Nur etwas mehr als die Hälfte der Klosterbesucher sind nach einer Umfrage des Zusammenschlusses deutscher Orden Katholiken. Beim Klosterurlaub scheint es nicht um eine konfessionelle Religiosität, sondern eher um eine Auszeit vom Alltagstrubel zu gehen. 42 Prozent der Klosterurlauber suchen nach Erholung, 27 Prozent nach geistlichen Erfahrungen.

Dass die Kirchen immer weniger Bedeutung im Alltag vieler Menschen haben und dafür mehr Platz im Freizeit- und Tourismusbereich einnehmen, sieht Richter-Rethwisch nicht als negative Entwicklung.

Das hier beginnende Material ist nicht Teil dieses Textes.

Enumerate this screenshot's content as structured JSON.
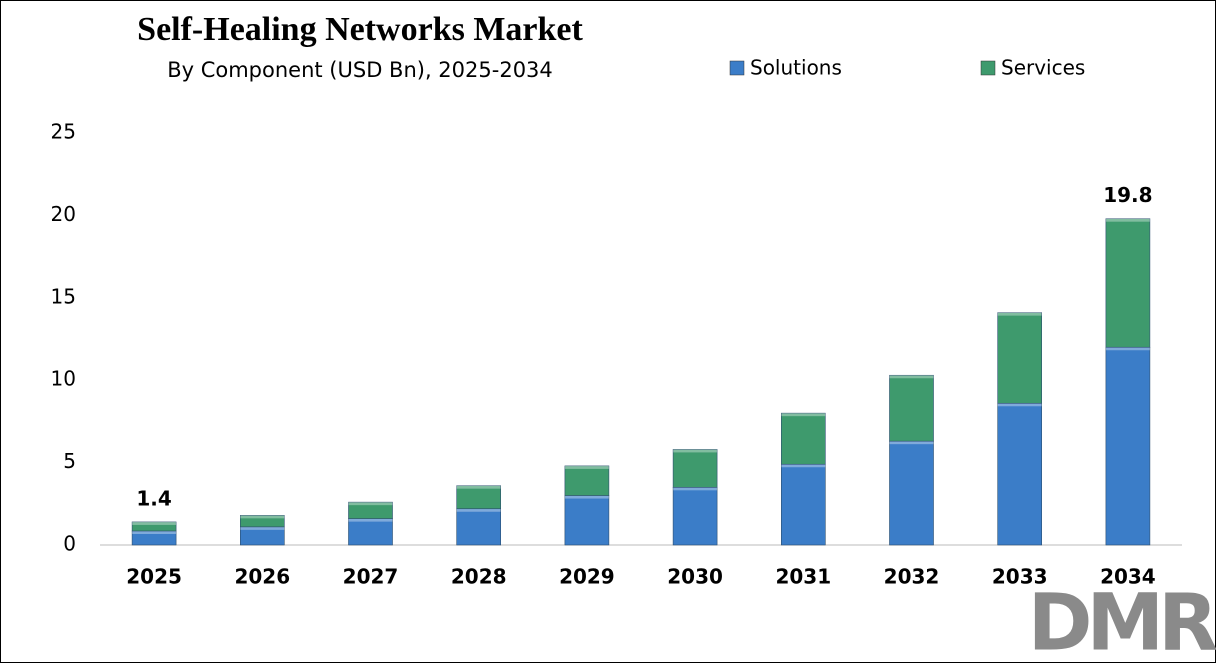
{
  "chart_data": {
    "type": "stacked_bar",
    "title": "Self-Healing Networks Market",
    "subtitle": "By Component (USD Bn), 2025-2034",
    "categories": [
      "2025",
      "2026",
      "2027",
      "2028",
      "2029",
      "2030",
      "2031",
      "2032",
      "2033",
      "2034"
    ],
    "series": [
      {
        "name": "Solutions",
        "color": "#3b7dc8",
        "values": [
          0.85,
          1.1,
          1.6,
          2.2,
          3.0,
          3.5,
          4.9,
          6.3,
          8.6,
          12.0
        ]
      },
      {
        "name": "Services",
        "color": "#3e9a6d",
        "values": [
          0.55,
          0.7,
          1.0,
          1.4,
          1.8,
          2.3,
          3.1,
          4.0,
          5.5,
          7.8
        ]
      }
    ],
    "totals": [
      1.4,
      null,
      null,
      null,
      null,
      null,
      null,
      null,
      null,
      19.8
    ],
    "ylim": [
      0,
      25
    ],
    "yticks": [
      0,
      5,
      10,
      15,
      20,
      25
    ],
    "grid": false,
    "legend": "top",
    "logo": "DMR"
  }
}
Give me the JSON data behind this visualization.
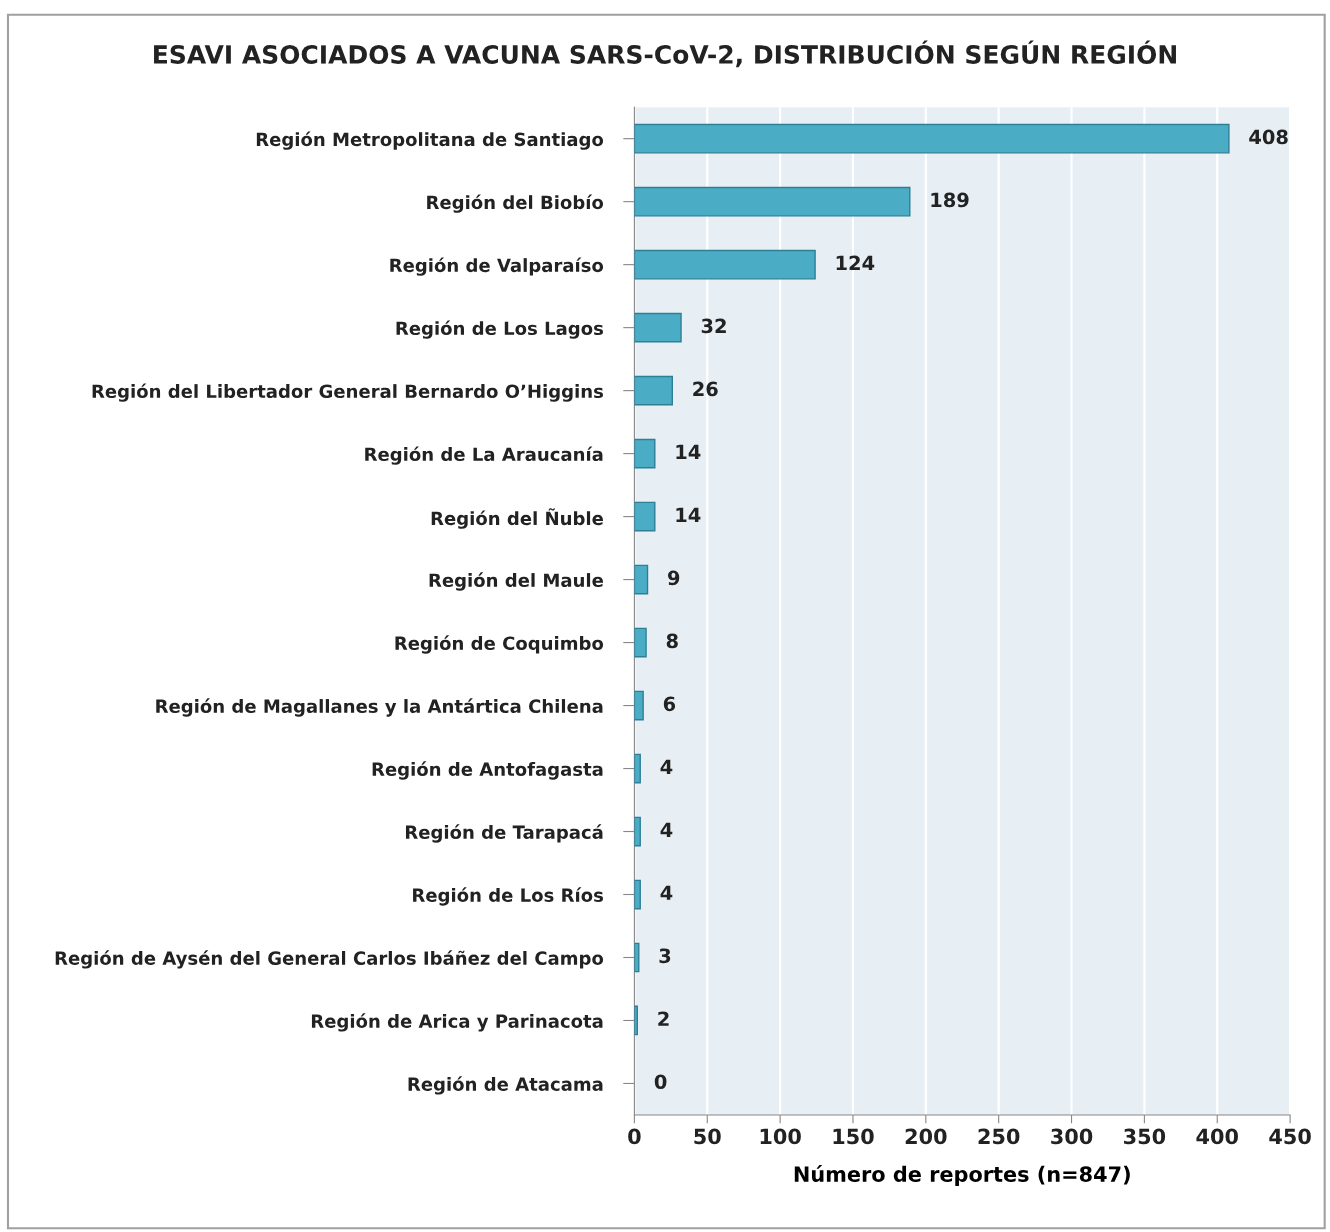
{
  "chart_data": {
    "type": "bar",
    "orientation": "horizontal",
    "title": "ESAVI ASOCIADOS A VACUNA SARS-CoV-2, DISTRIBUCIÓN SEGÚN REGIÓN",
    "xlabel": "Número de reportes (n=847)",
    "categories": [
      "Región Metropolitana de Santiago",
      "Región del Biobío",
      "Región de Valparaíso",
      "Región de Los Lagos",
      "Región del Libertador General Bernardo O’Higgins",
      "Región de La Araucanía",
      "Región del Ñuble",
      "Región del Maule",
      "Región de Coquimbo",
      "Región de Magallanes y la Antártica Chilena",
      "Región de Antofagasta",
      "Región de Tarapacá",
      "Región de Los Ríos",
      "Región de Aysén del General Carlos Ibáñez del Campo",
      "Región de Arica y Parinacota",
      "Región de Atacama"
    ],
    "values": [
      408,
      189,
      124,
      32,
      26,
      14,
      14,
      9,
      8,
      6,
      4,
      4,
      4,
      3,
      2,
      0
    ],
    "color": "#4bacc6",
    "xlim": [
      0,
      450
    ],
    "xticks": [
      0,
      50,
      100,
      150,
      200,
      250,
      300,
      350,
      400,
      450
    ],
    "grid": "x",
    "data_labels": true
  }
}
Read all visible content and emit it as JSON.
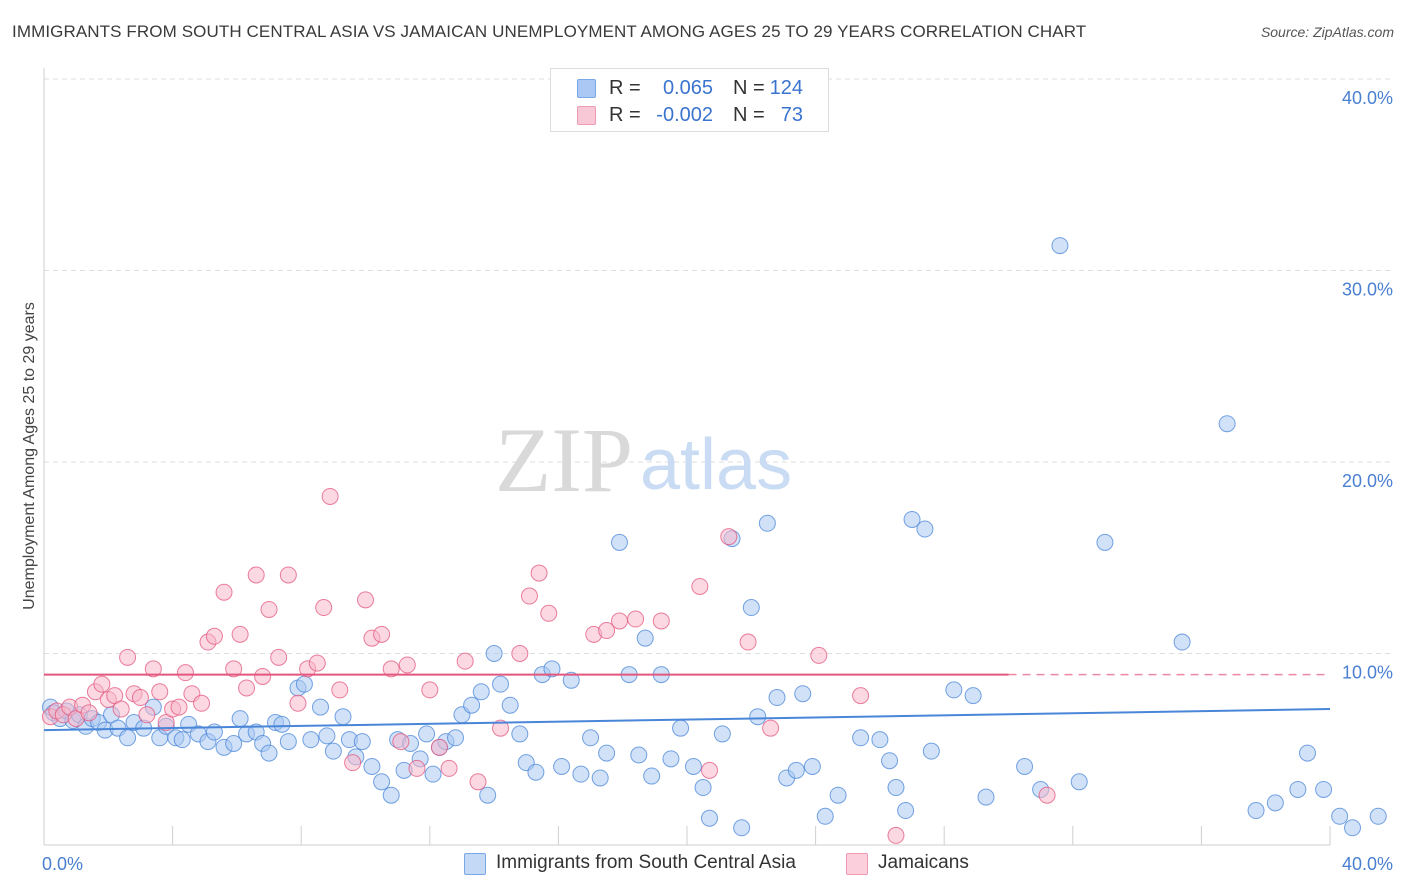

Sie prognostiziert, dass das Verständnis von Gemeinden sich in Zukunft verändern wird. Das Modell "Gemeinde auf Zeit" werde mehr Platz einnehmen.

Auch die über 200 Radwegekirchen, die die Evangelische Kirche in Deutschland (EKD) seit einigen Jahren aufbaut, spiegeln diese Entwicklung. Die Gemeinden bieten Reisesegen, Gebete und Lieder für unterwegs an. Dafür müsse die Mentalität der Gemeinden von Offenheit geprägt sein und Einflüsse von Besuchern zulassen, sagt Richter-Rethwisch: "Der Tourismus könnte eine erfrischende Wiederbelebung der Gemeinden bedeuten."

Rettung durch Tourismus

Viele Klöster haben ihre oft weitläufigen Gebäude durch touristische Angebote retten können. Da die Zahl der Mönche und vor allem der Ordensschwestern extrem zurückgeht, wird es immer schwieriger, die Klöster zu finanzieren. "Die Kosten sind explodiert, und wir haben im Prinzip nur noch den Untergang verwaltet", erzählt Bernhard Grunau, Geschäftsführer von Kloster Arenberg. Seit 2003 bietet das Koblenzer Ordenshaus Wellness und spirituelle Kurse an. Durch Wandertage, Trauerseminare, Meditationskurse oder Massagen wolle das Kloster Auszeiten ermöglichen und Hilfe für schwierige Lebenssituationen anbieten.

Zum 500. Reformationsjubiläum 2017 plant auch die EKD viele touristische Angebote. Pilgerwege, ein Europäischer Stationenweg, Luther-Führungen sollen Besuchern aus aller Welt den deutschen Reformator näherbringen. Der Theologische Direktor der Wittenbergstiftung, Jan von Campenhausen, geht nach groben Schätzungen von Besucherzahlen im zweistelligen Millionen-Bereich aus. Die meisten Touristen werden aus Nordamerika, Nordeuropa und Südkorea erwartet.